TspO influences tetrapyrrole and carotenoid levels in several organisms. For example, TspO in Rhodobacter functions as a negative regulator of bacteriochlorophyll and carotenoid biosynthesis [172]. In this organism, the tetrapyrrole pathway is targeted by TspO through a negative effect on coproporphyrinogen III oxidase activity [173]. In Arabidopsis on the other hand, TspO was itself regulated by tetrapyrrole metabolism [90]. Inducing cells to produce tetrapyrroles resulted in increased degradation of TspO protein [90].
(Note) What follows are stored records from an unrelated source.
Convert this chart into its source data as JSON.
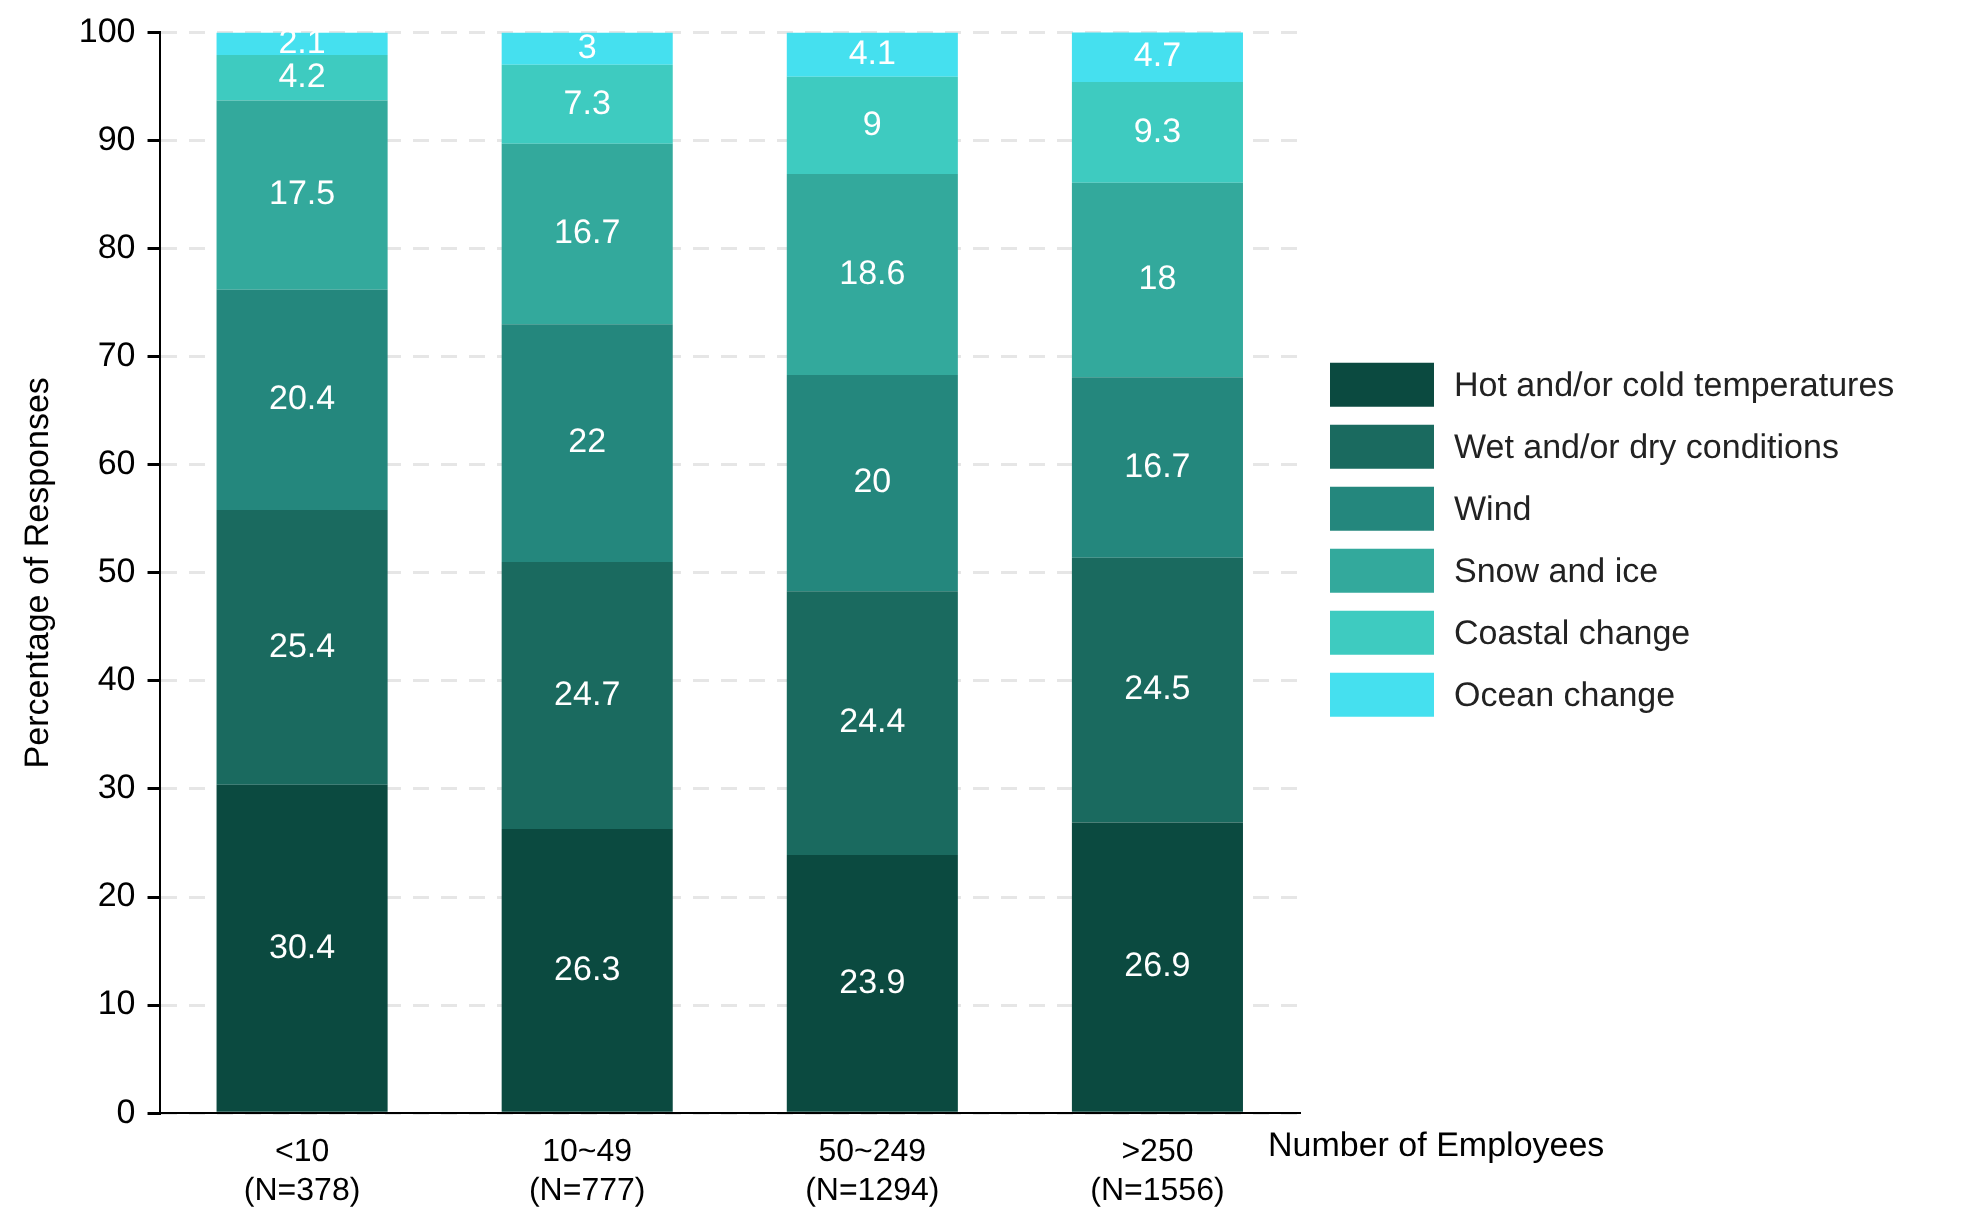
{
  "chart_data": {
    "type": "bar",
    "stacked": true,
    "xlabel": "Number of Employees",
    "ylabel": "Percentage of Responses",
    "categories": [
      "<10\n(N=378)",
      "10~49\n(N=777)",
      "50~249\n(N=1294)",
      ">250\n(N=1556)"
    ],
    "series": [
      {
        "name": "Hot and/or cold temperatures",
        "color": "#0b4a40",
        "values": [
          30.4,
          26.3,
          23.9,
          26.9
        ]
      },
      {
        "name": "Wet and/or dry conditions",
        "color": "#1a6a5f",
        "values": [
          25.4,
          24.7,
          24.4,
          24.5
        ]
      },
      {
        "name": "Wind",
        "color": "#24877d",
        "values": [
          20.4,
          22,
          20,
          16.7
        ]
      },
      {
        "name": "Snow and ice",
        "color": "#33a99c",
        "values": [
          17.5,
          16.7,
          18.6,
          18
        ]
      },
      {
        "name": "Coastal change",
        "color": "#3ecbc0",
        "values": [
          4.2,
          7.3,
          9,
          9.3
        ]
      },
      {
        "name": "Ocean change",
        "color": "#45e0ef",
        "values": [
          2.1,
          3,
          4.1,
          4.7
        ]
      }
    ],
    "ylim": [
      0,
      100
    ],
    "yticks": [
      0,
      10,
      20,
      30,
      40,
      50,
      60,
      70,
      80,
      90,
      100
    ],
    "grid": "y",
    "legend": "right",
    "data_labels": true
  }
}
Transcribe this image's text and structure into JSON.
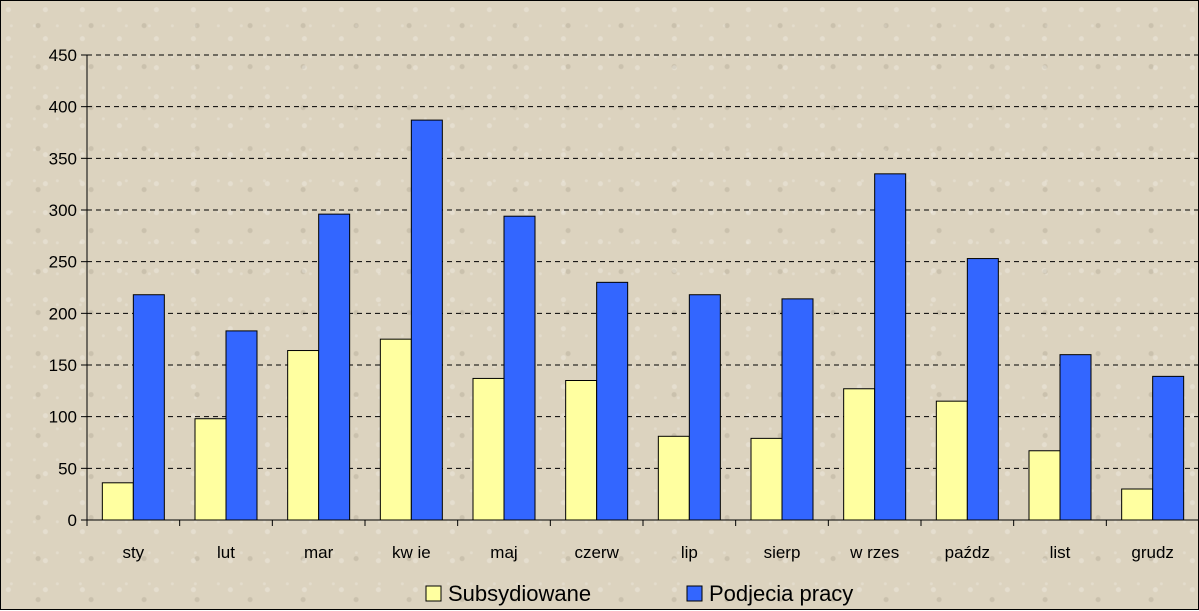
{
  "chart_data": {
    "type": "bar",
    "title": "",
    "xlabel": "",
    "ylabel": "",
    "categories": [
      "sty",
      "lut",
      "mar",
      "kw ie",
      "maj",
      "czerw",
      "lip",
      "sierp",
      "w rzes",
      "paźdz",
      "list",
      "grudz"
    ],
    "series": [
      {
        "name": "Subsydiowane",
        "color": "#ffffa0",
        "values": [
          36,
          98,
          164,
          175,
          137,
          135,
          81,
          79,
          127,
          115,
          67,
          30
        ]
      },
      {
        "name": "Podjecia pracy",
        "color": "#3366ff",
        "values": [
          218,
          183,
          296,
          387,
          294,
          230,
          218,
          214,
          335,
          253,
          160,
          139
        ]
      }
    ],
    "ylim": [
      0,
      450
    ],
    "yticks": [
      "0",
      "50",
      "100",
      "150",
      "200",
      "250",
      "300",
      "350",
      "400",
      "450"
    ],
    "grid": true,
    "legend": "bottom"
  }
}
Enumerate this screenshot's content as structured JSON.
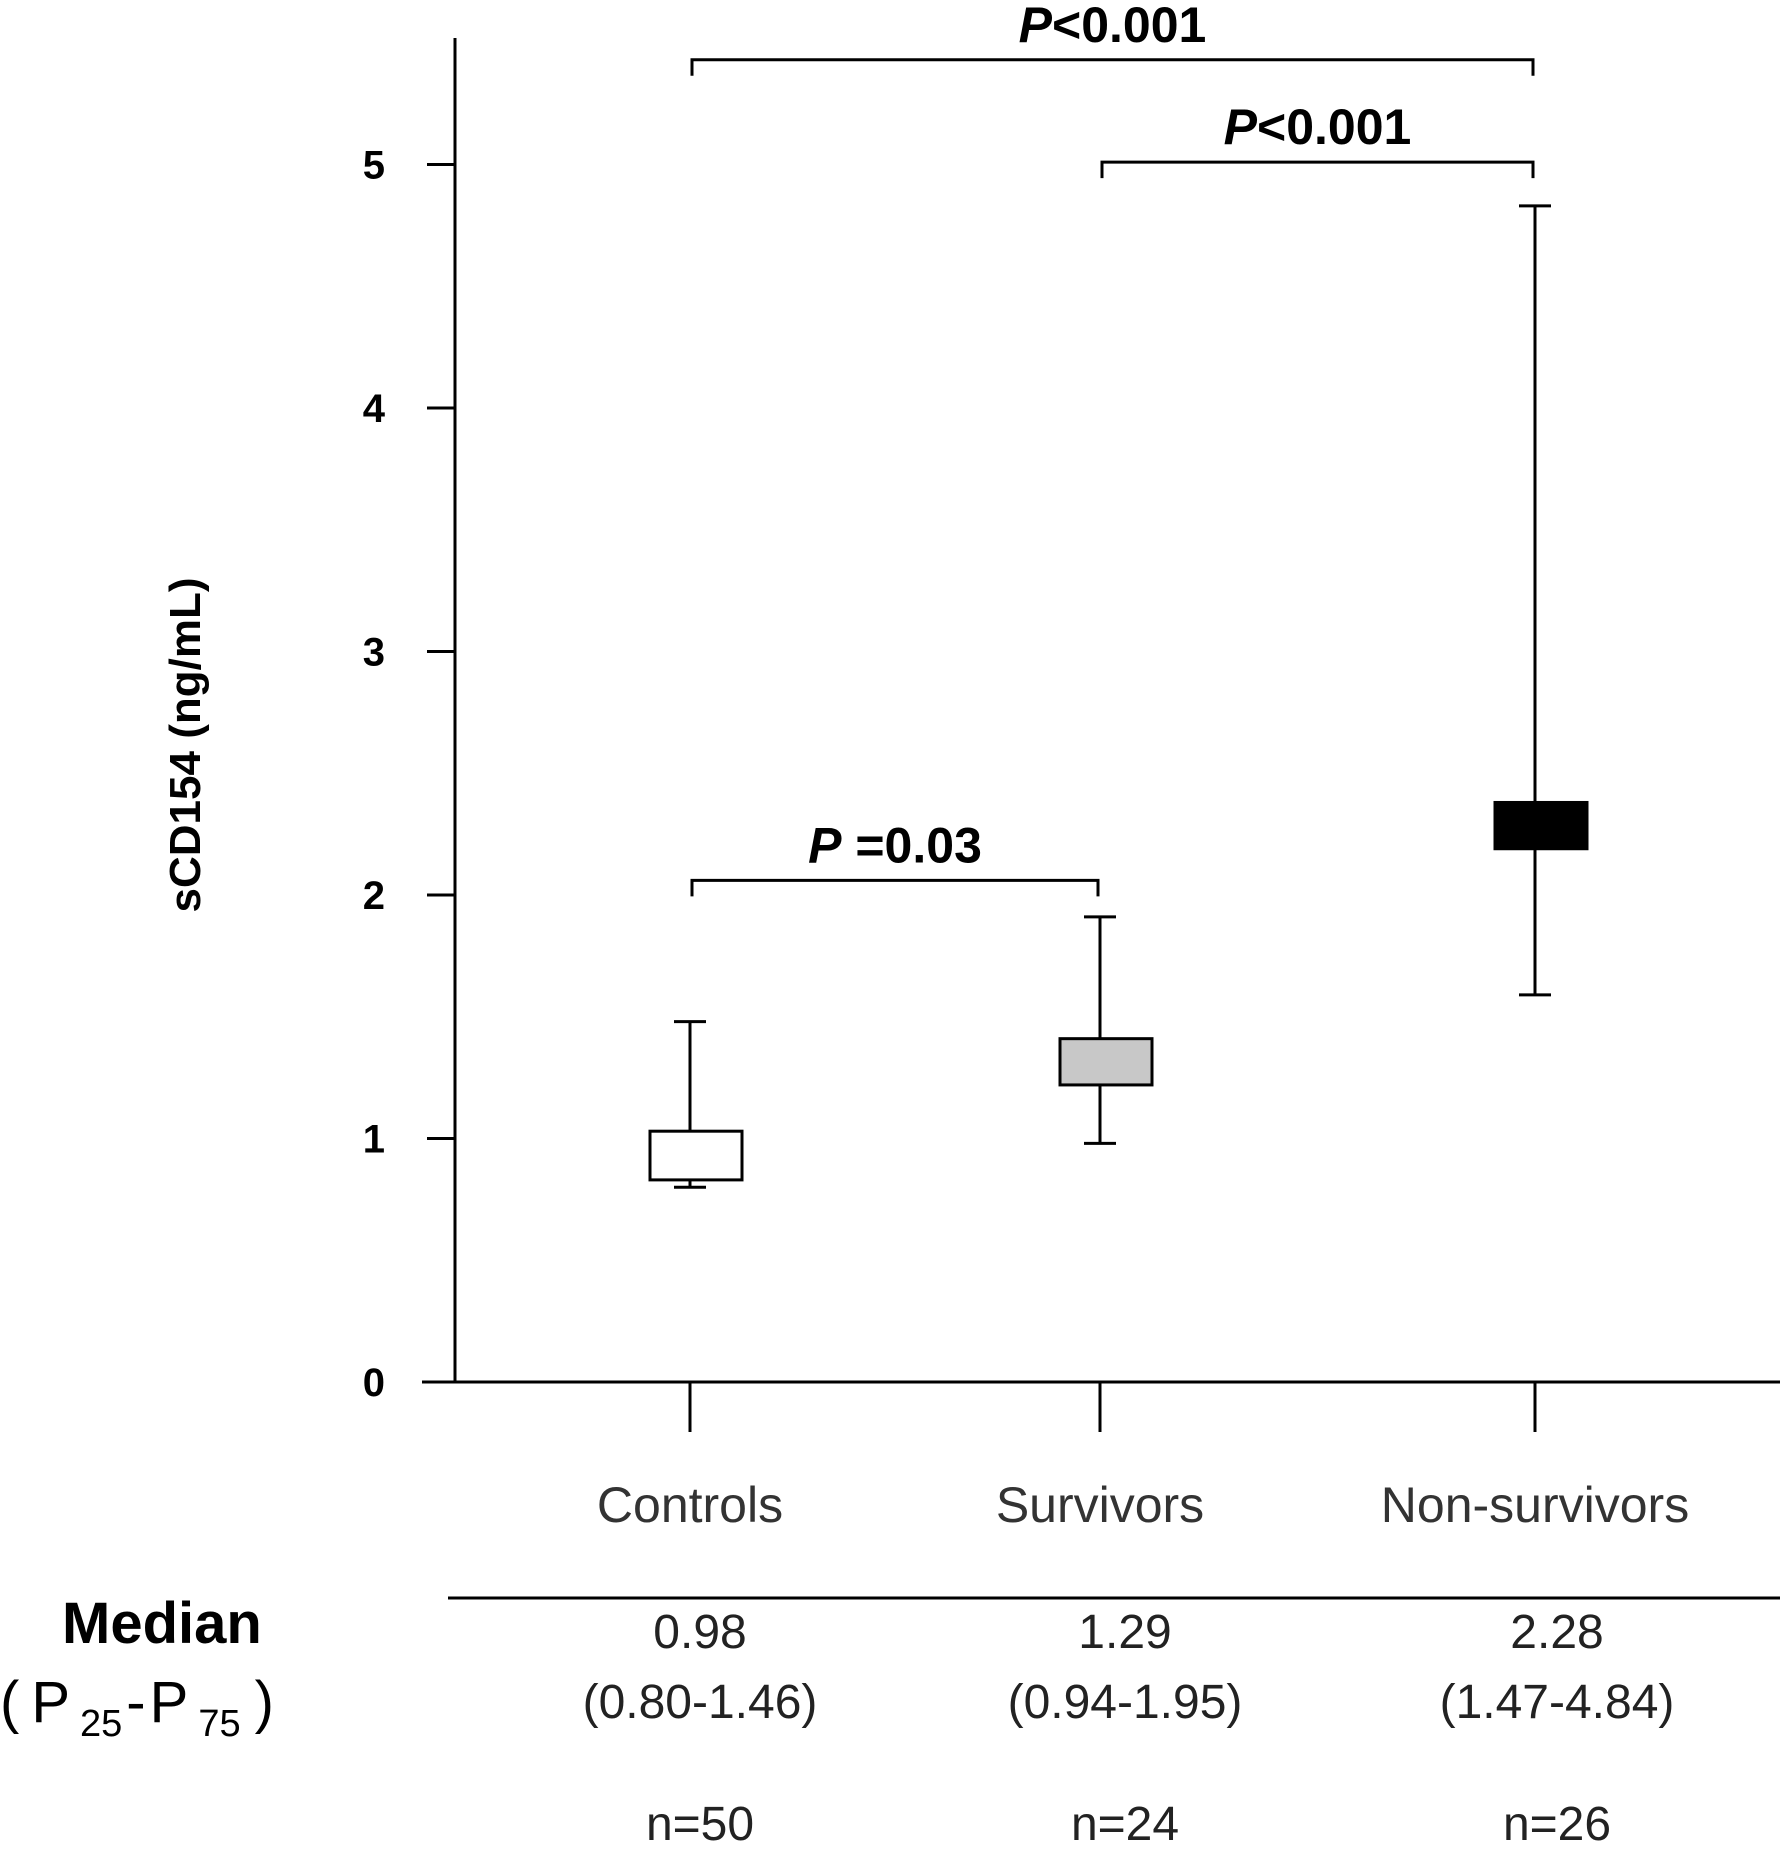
{
  "chart_data": {
    "type": "box",
    "ylabel": "sCD154 (ng/mL)",
    "ylim": [
      0,
      5.5
    ],
    "yticks": [
      0,
      1,
      2,
      3,
      4,
      5
    ],
    "categories": [
      "Controls",
      "Survivors",
      "Non-survivors"
    ],
    "groups": [
      {
        "name": "Controls",
        "box_low": 0.83,
        "box_high": 1.03,
        "whisker_low": 0.8,
        "whisker_high": 1.48,
        "fill": "#ffffff",
        "median": "0.98",
        "iqr": "(0.80-1.46)",
        "n": "n=50"
      },
      {
        "name": "Survivors",
        "box_low": 1.22,
        "box_high": 1.41,
        "whisker_low": 0.98,
        "whisker_high": 1.91,
        "fill": "#c8c8c8",
        "median": "1.29",
        "iqr": "(0.94-1.95)",
        "n": "n=24"
      },
      {
        "name": "Non-survivors",
        "box_low": 2.19,
        "box_high": 2.38,
        "whisker_low": 1.59,
        "whisker_high": 4.83,
        "fill": "#000000",
        "median": "2.28",
        "iqr": "(1.47-4.84)",
        "n": "n=26"
      }
    ],
    "comparisons": [
      {
        "from": 0,
        "to": 1,
        "y": 2.06,
        "p_symbol": "P",
        "p_text": " =0.03"
      },
      {
        "from": 1,
        "to": 2,
        "y": 5.01,
        "p_symbol": "P",
        "p_text": "<0.001"
      },
      {
        "from": 0,
        "to": 2,
        "y": 5.43,
        "p_symbol": "P",
        "p_text": "<0.001"
      }
    ],
    "summary_row": {
      "title": "Median",
      "subtitle_open": "(",
      "p25_p": "P",
      "p25_sub": "25",
      "dash": "-",
      "p75_p": "P",
      "p75_sub": "75",
      "subtitle_close": ")"
    }
  }
}
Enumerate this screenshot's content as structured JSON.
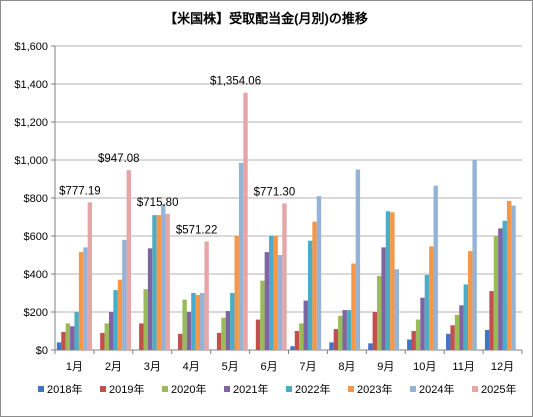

TspO also has been implicated directly in the oxidative stress response. In the moss Physcomitrella patens, a mutant lacking TspO suffered from increased oxidative stress compared to wild type [159,164]. Often such a response is attributed to the ability of TspO to bind tetrapyrroles that can otherwise be harmful if free in the cell. However, ROS levels also were increased in Arabidopsis cells overexpressing TSPO [90]. Perhaps related to this observation, binding of photosensitizing porphyrins, including protoporphyrin IX, to mammalian TspO are correlated with photooxidative events connected to the mitochondrial permeability transition pore [174,175]. However, a role for TspO in regulation of the mitochondrial permeability transition pore in mice has been recently challenged [176]. Thus, the exact function of TspO in the oxidative stress response is far from clear. We propose that TspO plays a role in integrating tetrapyrrole homeostasis and stress signals and that the protein may serve to link these networks to achieve the necessary co-regulation for sustained cellular fitness.

Conclusions

Light is the main cause of oxidative stress in the photosynthetic cell, while other causes include imbalanced tetrapyrrole status and nutrient deprivation or excess, among others (Table 1). With light as the primary cause of oxidative stress, it is also the driver for the cellular response(s) to oxidative stress through ROS-dependent signaling and photoreceptor-mediated signaling (Fig. 2). Similarly, tetrapyrrole-light interactions are the primary cause of photooxidative stress but are also involved in oxidative stress-induced cellular responses to resist or mitigate oxidative stress. Widely accepted as important cofactors in light-sensing, light-harvesting and in various enzymatic reactions, the role of tetrapyrroles as direct signaling molecules is not as well established. We hypothesize a role of tetrapyrroles as signaling molecules in an integrated network that senses the tetrapyrrole status of the cell and results in a regulation of the oxidative stress-induced response and tetrapyrrole transport and metabolism. Through sensing of the iron-chelating tetrapyrrole heme, nutrient-adaptation processes could be initiated that would be integrated with the oxidative stress response known to be affected by nutrient availability.

Fig. 2

Interconnection of tetrapyrroles, iron and oxidative stress. Oxidative stress can be caused by light-tetrapyrrole interactions and abiotic stresses, including nutrient deprivation. Iron depletion can serve as a cause of oxidative stress; however when present in excess in its free form, iron also can cause oxidative stress through the Fenton reaction. Iron is needed in tetrapyrrole biosynthesis and released during heme cleavage or turnover (green lines and see Fig. 1). Photoexcitation of free tetrapyrroles can result in the generation of reactive oxygen species (ROS; purple lines). The oxidative stress response is triggered through light via tetrapyrrole-binding phytochrome signaling transduction and ROS-dependent signaling. Tetrapyrroles, including heme, are involved in the oxidative stress response, or mitigation of ROS accumulation as cofactors in the antioxidant systems (red line).